Respondents lessees-tenants would, however, urge the argument that the amicable settlement is a new agreement so that a violation of its terms is a new cause of action which must be redressed by a new suit, not a mere motion for execution. Such a view is erroneous. For it takes no account of the nature and effects of a judgment rendered upon a compromise agreement. In Serrano v. Miave, L-14678, March 31, 1965, this Court said of a judgment upon a compromise: "It is in the nature of a contract and is in effect an admission by the parties that the judgment is a just determination of their rights on the facts of the case, had they been proved.

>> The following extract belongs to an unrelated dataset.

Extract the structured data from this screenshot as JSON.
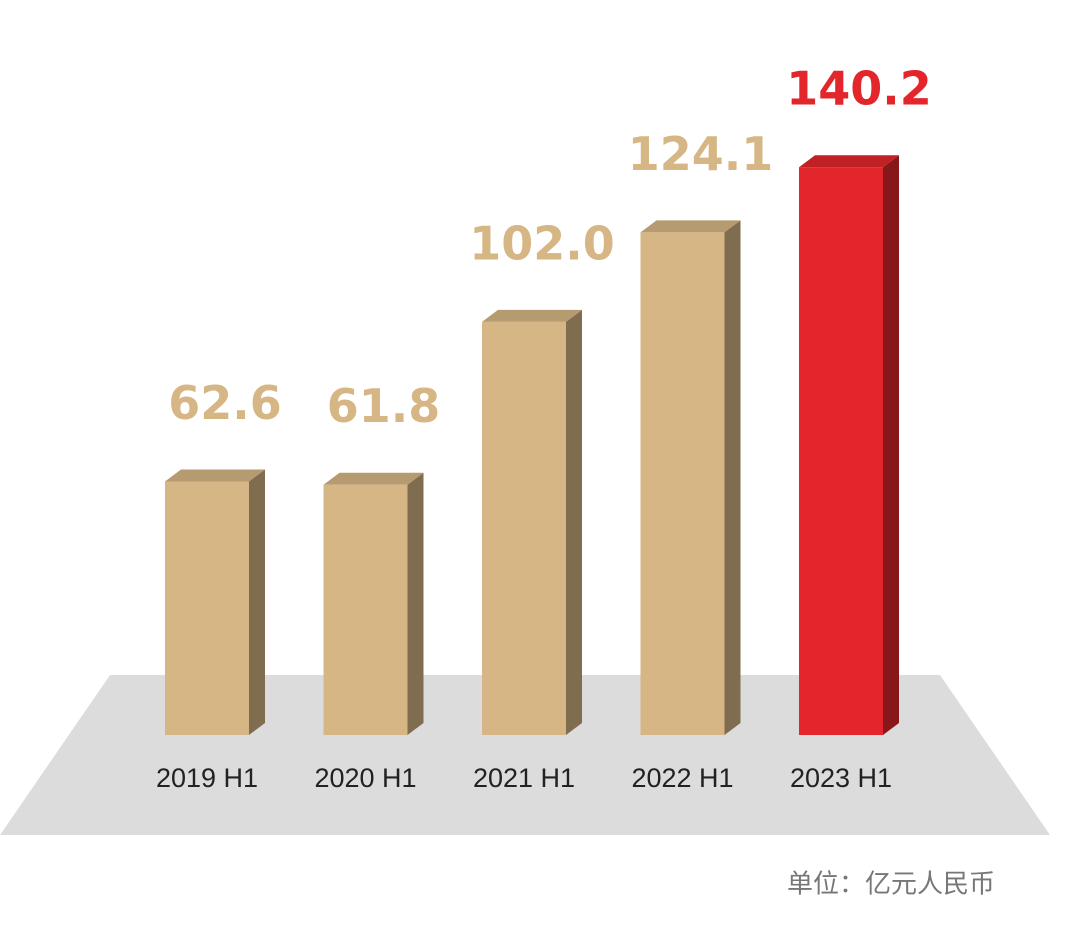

Even more than a contract (which may be enforced by ordinary action for specific performance), the compromise agreement is port and parcel of the judgment, and may, therefore, be enforced as such by a writ of execution." (Emphasis supplied)

WHEREFORE, the orders of the Court of Agrarian Relations denying the motions for execution are hereby reversed and the execution of the decision in Cases Nos. 1558 and 1559 therein, with respect to payments of unpaid rentals for crop year 1961-62, is hereby ordered. No costs. So ordered.

Concepcion, C.J., J.B.L. Reyes, Barrera, Dizon, Regala, Makalintal, Zaldivar, Sanchez and Castro, JJ., concur.